The Supreme Court has ruled in favor of Google in a legal battle with Oracle, a decision that could free developers to build on each other’s products.

Tech firms sighed with relief Monday after the Supreme Court sided with Google in a copyright dispute with Oracle (Google LLC vs. Oracle America Inc., 18-956).
The high court said Google did nothing wrong in copying code to develop the Android operating system on most smartphones.
To create Android, which was released in 2007, Google wrote millions of new computer code lines. It also used about 11,500 lines of code copyrighted as part of Oracle’s Java platform. Oracle had sued, seeking billions.
However, Supreme Court sided 6-2 with Google, describing the copying as “fair use.”
It’s widely speculated that the outcome is what most tech companies — both large and small — had been rooting for. Both Microsoft and IBM were among the industry heavyweights that had filed briefs backing Google in the case.
Many tech companies warned that ruling against the search engine brand could have profound consequences, stifling innovation and upending software development.
Oracle had won backing from the movie and recording industries as well as publishers, which favor expansive copyright protections to protect their profits from books, articles, movies, TV shows, and music.
Justice Stephen Breyer wrote that Google “took only what was needed” and that “Google’s copying was transformative,” a word the court has used “to describe a copying use that adds something new and important.”
Google had said its actions were long-settled, standard practice in the industry, a practice that has been good for technical progress.
The company spokesman further said there is no copyright protection for the purely functional, noncreative computer code it used, something that couldn’t be written another way.
The case has been going on for a decade.

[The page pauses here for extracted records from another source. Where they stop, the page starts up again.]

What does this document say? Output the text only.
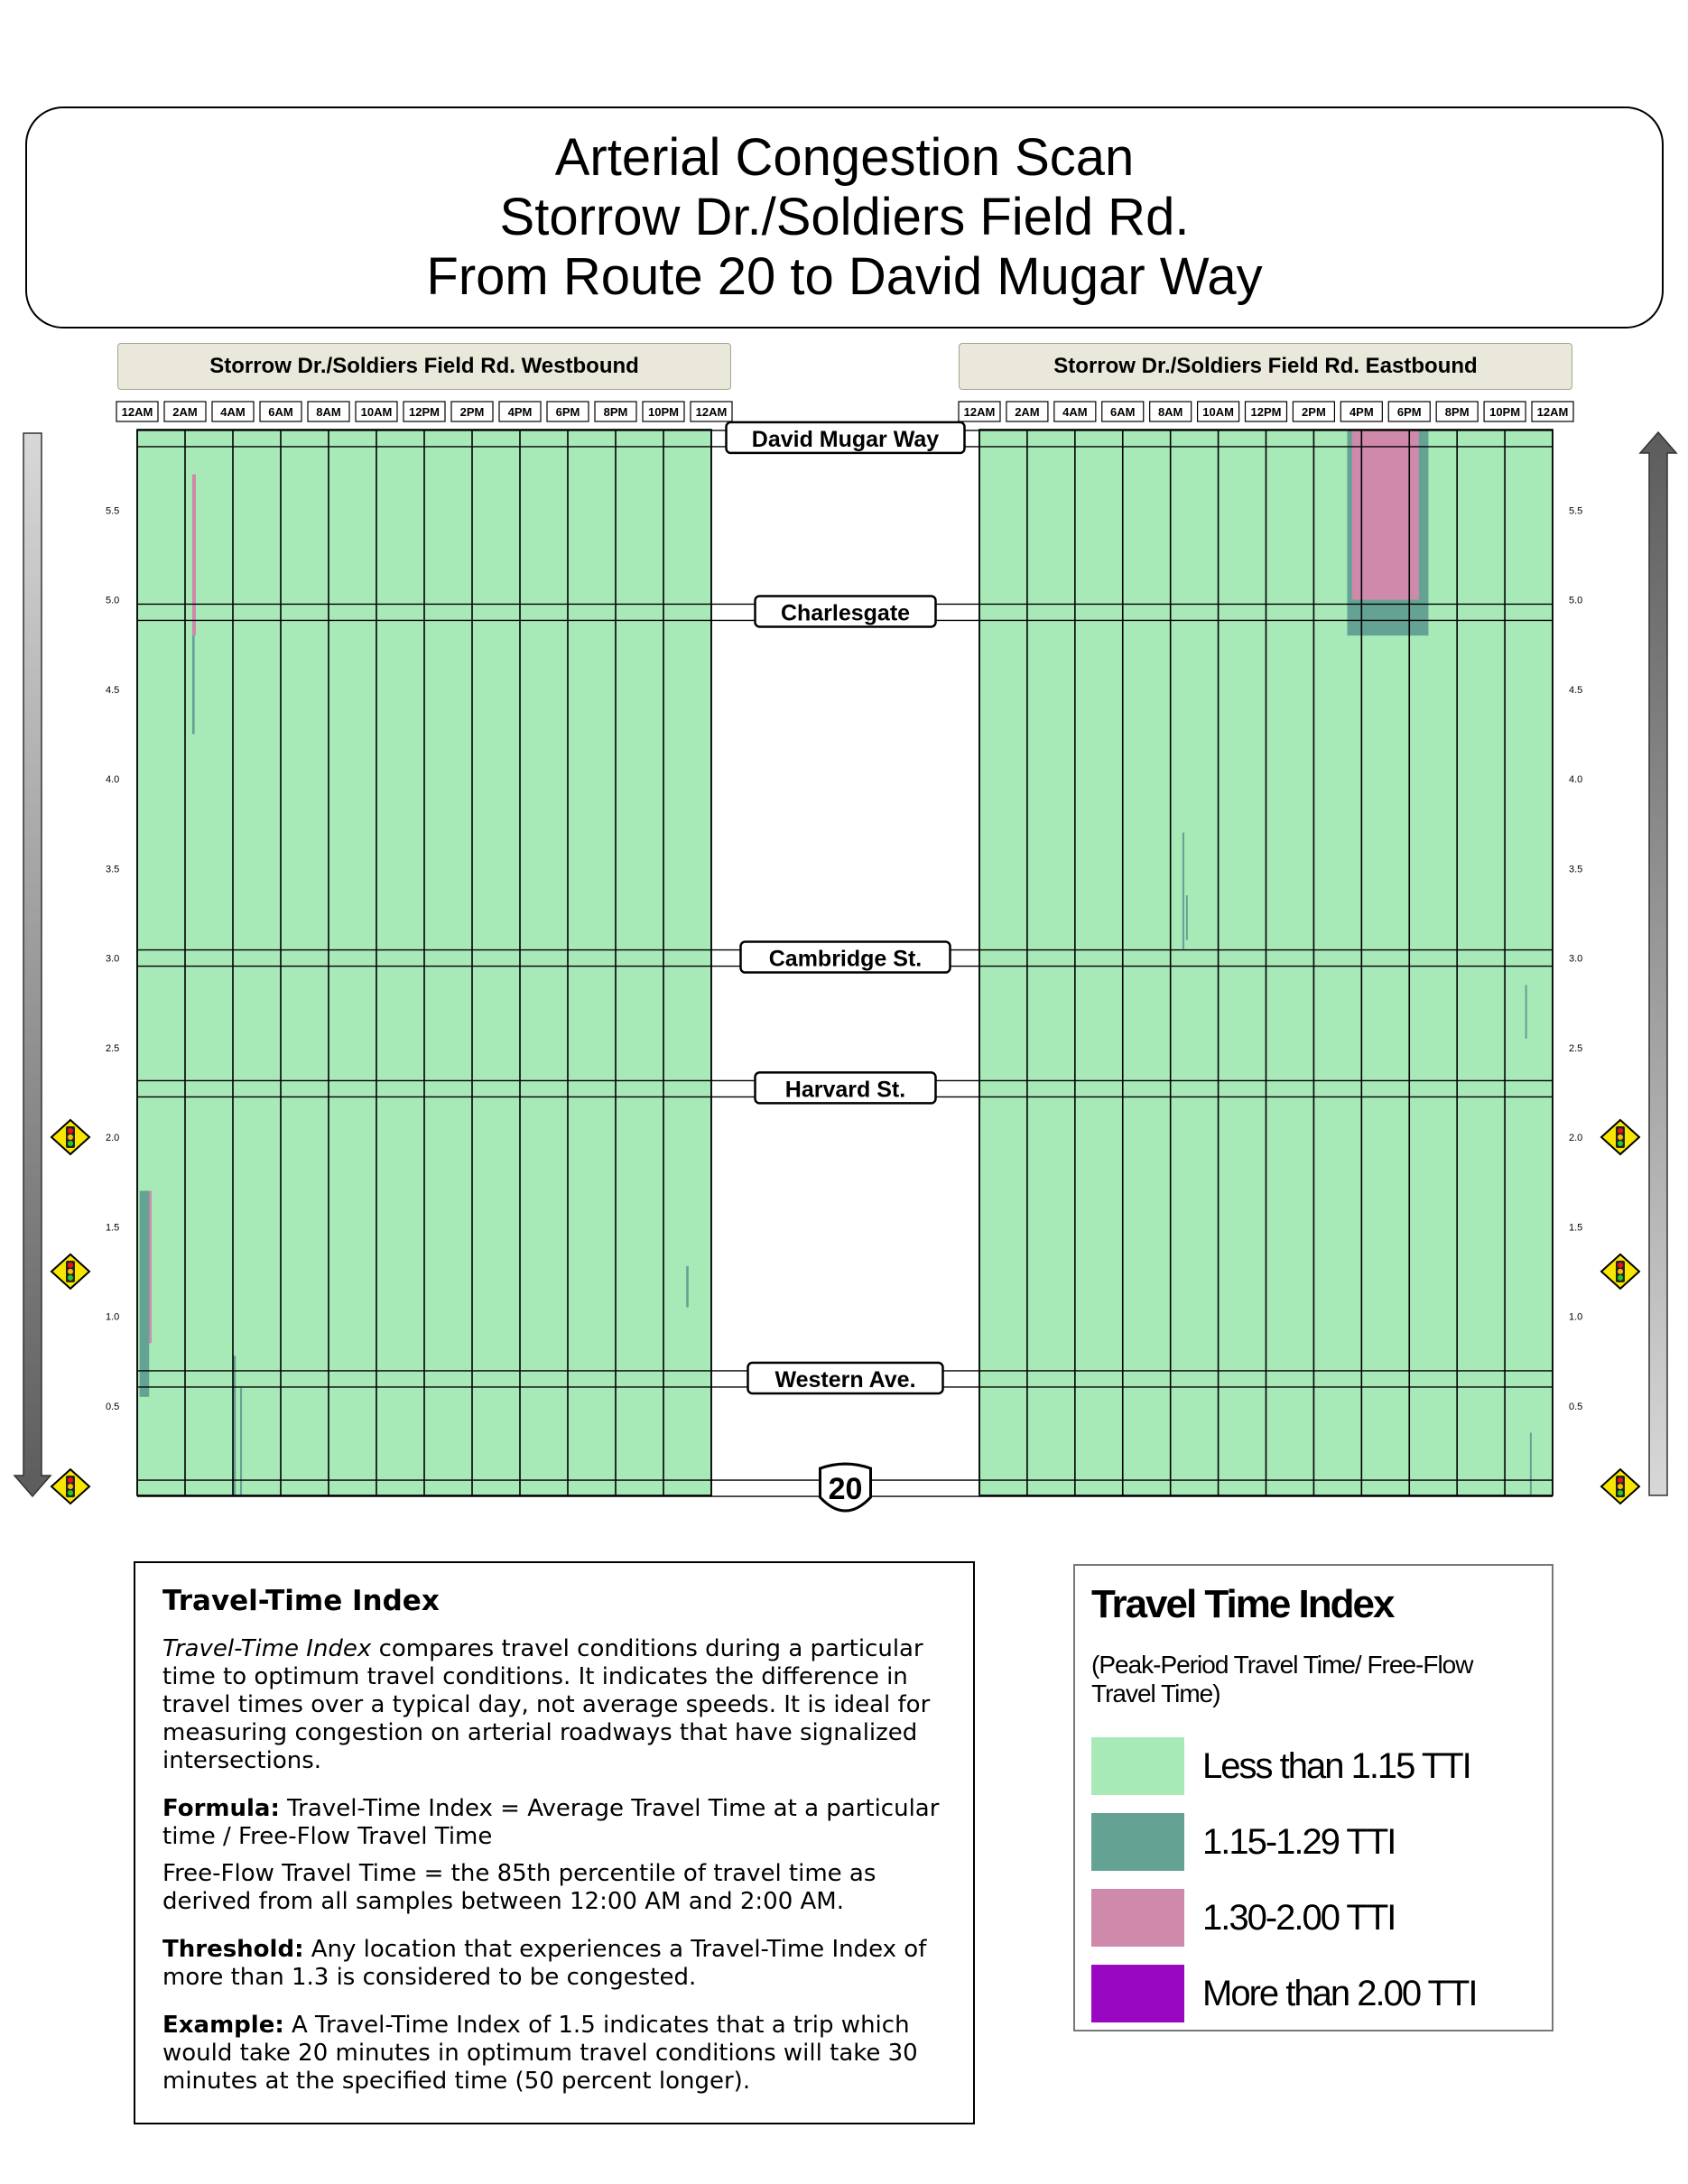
Arterial Congestion Scan
Storrow Dr./Soldiers Field Rd.
From Route 20 to David Mugar Way
Storrow Dr./Soldiers Field Rd. Westbound	Storrow Dr./Soldiers Field Rd. Eastbound
12AM 2AM 4AM 6AM 8AM 10AM 12PM 2PM 4PM 6PM 8PM 10PM 12AM	12AM 2AM 4AM 6AM 8AM 10AM 12PM 2PM 4PM 6PM 8PM 10PM 12AM
David Mugar Way
Charlesgate
Cambridge St.
Harvard St.
Western Ave.
20
0.5	0.5
1.0	1.0
1.5	1.5
2.0	2.0
2.5	2.5
3.0	3.0
3.5	3.5
4.0	4.0
4.5	4.5
5.0	5.0
5.5	5.5
Travel-Time Index

Travel-Time Index compares travel conditions during a particular time to optimum travel conditions. It indicates the difference in travel times over a typical day, not average speeds. It is ideal for measuring congestion on arterial roadways that have signalized intersections.

Formula: Travel-Time Index = Average Travel Time at a particular time / Free-Flow Travel Time

Free-Flow Travel Time = the 85th percentile of travel time as derived from all samples between 12:00 AM and 2:00 AM.

Threshold: Any location that experiences a Travel-Time Index of more than 1.3 is considered to be congested.

Example: A Travel-Time Index of 1.5 indicates that a trip which would take 20 minutes in optimum travel conditions will take 30 minutes at the specified time (50 percent longer).

Travel Time Index
(Peak-Period Travel Time/ Free-Flow Travel Time)
Less than 1.15 TTI
1.15-1.29 TTI
1.30-2.00 TTI
More than 2.00 TTI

Google won the first round when a judge rejected Oracle’s copyright claim, but that ruling was overturned on appeal.
A jury then sided with Google, but an appeals court again disagreed.
Breyer wrote that in reviewing the lower court’s decision, the justices assumed “for argument’s sake, that the material was copyrightable.”
Justice Breyer wrote: “But we hold that the copying here at issue nonetheless constituted fair use. Hence, Google’s copying did not violate the copyright law.”
Justice Clarence Thomas wrote in a dissent joined by Justice Samuel Alito that “Oracle’s code at issue here is copyrightable, and Google’s use of that copyrighted code was anything but fair.”
Google’s chief legal officer, Kent Walker, said, “Victory for consumers, interoperability, and computer science.
The decision gives legal certainty to the next generation of developers whose new products and services will benefit consumers.”
On the other hand, Oracle’s chief legal officer, Dorian Daley, condemned the outcome by saying: “The Google platform just got bigger and market power greater. The barriers to entry higher and the ability to compete lower. They stole Java and spent a decade litigating as only a monopolist can.”
Oracle’s dogged pursuit of a case had been widely derided by other technology companies as a gross misapplication of copyright law.
A consortium of other tech companies argued it threatened to make it more difficult for different computer programs to work together and could stifle innovation among startups that might not be able to pay royalties for a few strands of coding.
The founder of Privacy Lab at Yale Law School, Sean O’Brien, said both amateur and professional software developers will now “sleep a little easier without worrying that innovation and collaboration would be handcuffed by new restrictions.”
The Computer & Communications Industry Association, a major trade group, was among the technology voices celebrating the Supreme Court’s decision.